Campanello e citofono
L’installazione di un impianto di campanello e citofono, per consentire il collegamento con l’esterno di un appartamento in edificio condominiale e l’apertura del portone di quest’ultimo, non integra imposizione di servitù a carico della proprietà condominiale, ma configura un uso del bene comune, legittimo nei limiti in cui non ne alteri la destinazione e non impedisca agli altri partecipanti di farne parimenti uso.
* Cass.civ., sez. II, 22 giugno 1982, n. 3795, Serafino c. Muscatello.
L’uso di un impianto citofonico elettrocomandato installato a proprie spese e per favorire la propria attività professionale (nella specie, chiaroveggente e cartomante) costituisce esercizio di un diritto di ciascun condomino, con l’unico limite di non arrecare pregiudizio alla sicurezza degli altri condomini.
* Trib. civ. Milano, 21 novembre 1991, n. 9565, in Arch. loc. e cond. 1992, 371.
In materia di risarcimento per danni subiti da un bene durevole (nella specie, impianto citofonico) l’interesse del proprietario leso dal fatto illecito comprende anche l’utile consistente nel risparmio della somma occorrente per la sostituzione del bene suddetto.
* Pret. civ. Busto Arsizio, 28 gennaio 1993, in Arch. civ. 1994, n. 12.

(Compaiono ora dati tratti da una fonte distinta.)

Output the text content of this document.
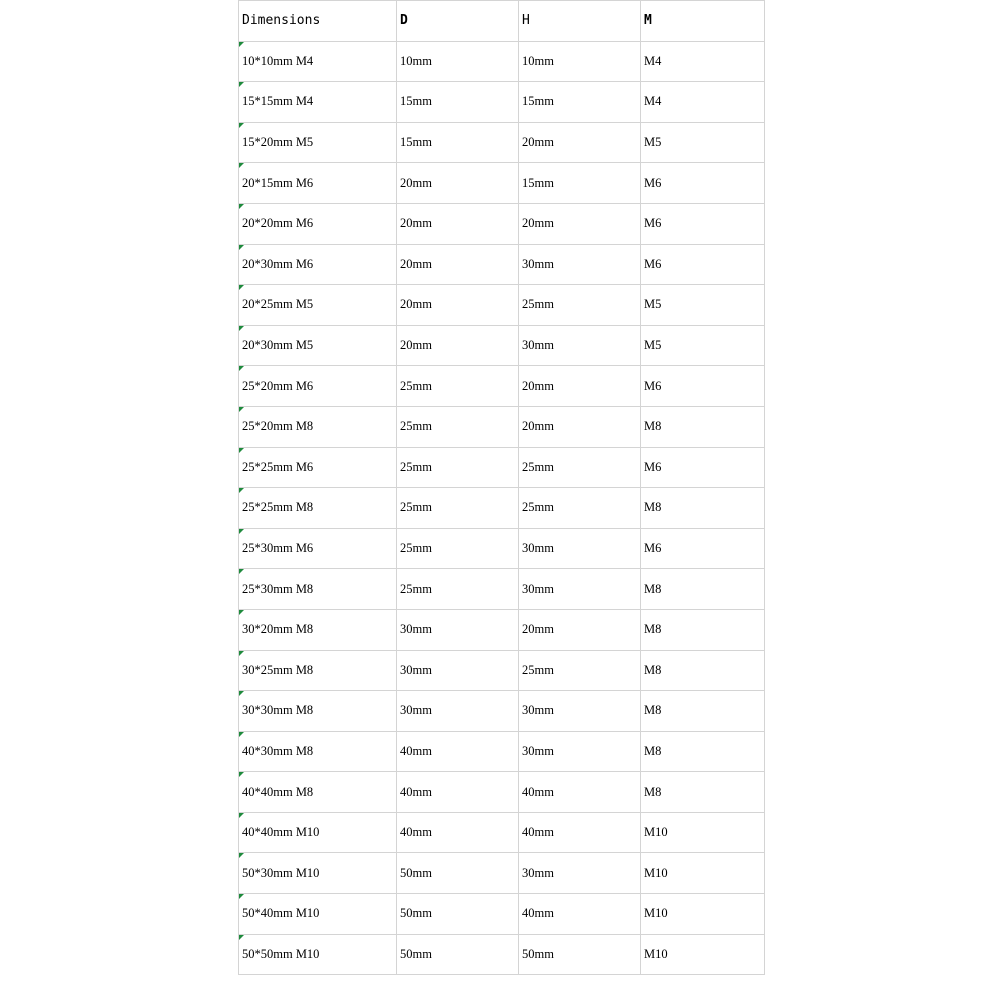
Dimensions	D	H	M
10*10mm M4	10mm	10mm	M4
15*15mm M4	15mm	15mm	M4
15*20mm M5	15mm	20mm	M5
20*15mm M6	20mm	15mm	M6
20*20mm M6	20mm	20mm	M6
20*30mm M6	20mm	30mm	M6
20*25mm M5	20mm	25mm	M5
20*30mm M5	20mm	30mm	M5
25*20mm M6	25mm	20mm	M6
25*20mm M8	25mm	20mm	M8
25*25mm M6	25mm	25mm	M6
25*25mm M8	25mm	25mm	M8
25*30mm M6	25mm	30mm	M6
25*30mm M8	25mm	30mm	M8
30*20mm M8	30mm	20mm	M8
30*25mm M8	30mm	25mm	M8
30*30mm M8	30mm	30mm	M8
40*30mm M8	40mm	30mm	M8
40*40mm M8	40mm	40mm	M8
40*40mm M10	40mm	40mm	M10
50*30mm M10	50mm	30mm	M10
50*40mm M10	50mm	40mm	M10
50*50mm M10	50mm	50mm	M10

Non può chiedersi ai sensi dell’art. 1105, ultimo comma, c.c. un provvedimento concernente l’esecuzione di opere nelle parti in proprietà esclusiva. (Nella specie, si chiedeva ordinarsi di installare un campanello con targhetta su un cancello in proprietà esclusiva di un condomino).
* Trib. civ. Parma, sez. I, decr. 9 marzo 1993, Bergamaschi c. Riccardi, in Arch. loc. e cond. 1993, 318.
Nel sistema di comunicazione tra ciascun appartamento condominiale e l’esterno (citofono) possono distinguersi parti comuni (il quadro esterno e comunque tutta la parte dell’impianto che precede la diramazione dei cavi in direzione delle singole unità abitative) e parti di proprietà esclusiva dei singoli condomini. Da ciò la necessità di distinguere, anche in sede di riparto delle spese di installazione, la parte comune da quelle di proprietà individuale: di esse, la prima ricade nel regime previsto dall’art. 1123, secondo comma, c.c., mentre le seconde gravano interamente su ciascun condomino in ragione della loro obiettiva entità. (Nella fattispecie, quanto alle parti di proprietà comune dell’impianto, il tribunale ha disposto la suddivisione delle spese di installazione in quote identiche, sulla considerazione che la cosa comune era, per consistenza e funzione, destinata a servire ugualmente e indiscriminatamente le singole proprietà).
* Trib. civ. Bologna, 22 maggio 1998, n. 1299, Faccioli c. Condominio di Via Saragozza n. 25, Bologna, in Arch. loc. e cond. 1998, 726.